Eye twitch turns out to be shingles, leaving teacher’s face paralysed and with permanent nerve damage

A Canadian woman was left with half her body paralysed after doctors failed to diagnose a spot on her ear as shingles.

Counselling professor, Tanya Rust (29) from Montreal, Canada, was teaching a university course in 2017 when the overwhelming stress started causing baffling side effects.

“Leading up to 13 May 2017 I had been stressed because I was teaching, speaking at conferences, organising a conference and involved in several committees,” Tanya said.

“I woke up that day with pain in my ear and jaw area and had a graduation ceremony to go to.”

At the ceremony, Tanya noticed twitching in her right eye before experiencing pain between her ear and jaw on the right side of her face.

“It was an odd sensation and uncomfortable as I’d never really experienced twitching in my face before. I found the pain and the twitching to be odd as it was different and weird.”

Later that day the twitching spread to the entire right side of Tanya’s face.

Although she knew her symptoms were strange, Tanya tried to remain calm.

But within hours she was no longer able to blink. She was taken to hospital after two hours of not being able to close her right eye and experiencing numbness all down her right side.

Nurses did a strength test which highlighted significant differences in Tanya’s strength on her left and right sides.
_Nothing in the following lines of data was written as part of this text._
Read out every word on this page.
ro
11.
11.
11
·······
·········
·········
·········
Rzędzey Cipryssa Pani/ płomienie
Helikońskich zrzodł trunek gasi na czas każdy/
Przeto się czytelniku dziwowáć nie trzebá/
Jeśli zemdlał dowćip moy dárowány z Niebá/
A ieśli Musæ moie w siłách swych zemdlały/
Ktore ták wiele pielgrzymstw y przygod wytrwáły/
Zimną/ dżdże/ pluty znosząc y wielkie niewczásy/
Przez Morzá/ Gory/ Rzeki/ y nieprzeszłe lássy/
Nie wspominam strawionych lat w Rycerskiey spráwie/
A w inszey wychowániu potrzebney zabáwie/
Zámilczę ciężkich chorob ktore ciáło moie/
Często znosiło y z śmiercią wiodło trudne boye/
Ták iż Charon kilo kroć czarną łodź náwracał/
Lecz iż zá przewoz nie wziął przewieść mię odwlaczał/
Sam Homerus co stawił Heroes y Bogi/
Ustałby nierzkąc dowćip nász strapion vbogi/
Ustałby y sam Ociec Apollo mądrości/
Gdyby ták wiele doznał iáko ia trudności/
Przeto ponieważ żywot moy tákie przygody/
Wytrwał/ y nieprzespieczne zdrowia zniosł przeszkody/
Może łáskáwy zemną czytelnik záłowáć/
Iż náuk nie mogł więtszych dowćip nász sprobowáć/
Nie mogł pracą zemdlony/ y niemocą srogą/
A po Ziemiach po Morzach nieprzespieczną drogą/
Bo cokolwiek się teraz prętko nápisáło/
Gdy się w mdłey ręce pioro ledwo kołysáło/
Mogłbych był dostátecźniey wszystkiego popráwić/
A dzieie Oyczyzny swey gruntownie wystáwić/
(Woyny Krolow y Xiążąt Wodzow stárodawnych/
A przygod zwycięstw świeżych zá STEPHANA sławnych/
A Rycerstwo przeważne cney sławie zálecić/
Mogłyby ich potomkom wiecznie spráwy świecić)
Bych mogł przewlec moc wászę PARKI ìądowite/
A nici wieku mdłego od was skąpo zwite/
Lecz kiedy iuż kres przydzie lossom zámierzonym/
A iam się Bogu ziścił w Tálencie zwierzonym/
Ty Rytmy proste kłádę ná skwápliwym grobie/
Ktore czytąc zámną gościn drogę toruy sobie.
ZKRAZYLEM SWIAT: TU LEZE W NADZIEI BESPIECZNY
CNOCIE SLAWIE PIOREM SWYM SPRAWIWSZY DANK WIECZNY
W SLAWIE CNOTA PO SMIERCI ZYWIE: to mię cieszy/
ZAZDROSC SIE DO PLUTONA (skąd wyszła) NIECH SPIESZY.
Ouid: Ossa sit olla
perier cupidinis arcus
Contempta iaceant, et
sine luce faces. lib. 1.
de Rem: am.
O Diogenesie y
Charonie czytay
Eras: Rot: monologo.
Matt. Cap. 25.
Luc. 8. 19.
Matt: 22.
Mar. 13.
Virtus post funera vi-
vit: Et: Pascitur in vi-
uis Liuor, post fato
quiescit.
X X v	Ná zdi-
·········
She was checked for shingles, but nurses only checked her ear canal and didn’t inspect her outer ear for shingles.

Tanya was misdiagnosed with Bell’s Palsy and was told to return for a neurological exam the following day.

“The doctor told me that I was his first patient ever with facial palsy, which didn’t fill me with confidence.

“So, I was sent home and for eight days. I had excruciating pain and further paralysis set in in my face. I had difficulty eating and drinking, I even had to eat applesauce with a straw.

“My ear was itchy and the sore, which I thought was a pimple, had two other sores near it that hurt to touch.”

Tanya returned to the hospital where they discovered a previously unseen sore in her outer ear had spread.

Doctors diagnosed Tanya with Ramsay Hunt Syndrome (RHS) after her misdiagnosis. 

The late diagnosis meant that the shingles had time to develop and left Tanya with permanent damage.

“I was told the recovery process would be slower and I could possibly have permanent damage because of the shingles.”

 

Tanya now endures hypersensitive hearing because of her damaged nerves and must wear noise-cancelling headphones when she leaves the house.

She also suffers from frequent tinnitus and Functional Neurological Disorder as a result of nerve damage – her brain sends and receives confused signals which result in hand tremors among other symptoms.

“Mentally I struggled fighting off thoughts like, ‘Will I ever be normal again?’ or, ‘What if my smile never comes back?’,” said Tanya.

“My hope is that I can continue to inspire people who are struggling with any type of chronic illness as I know it’s difficult to find support. 

“My YouTube channel, Tanyatastic Talks, has opened up a world I couldn’t understand prior to this experience. I’ve been able to help people who’ve experienced these health issues and help educate others who haven’t.”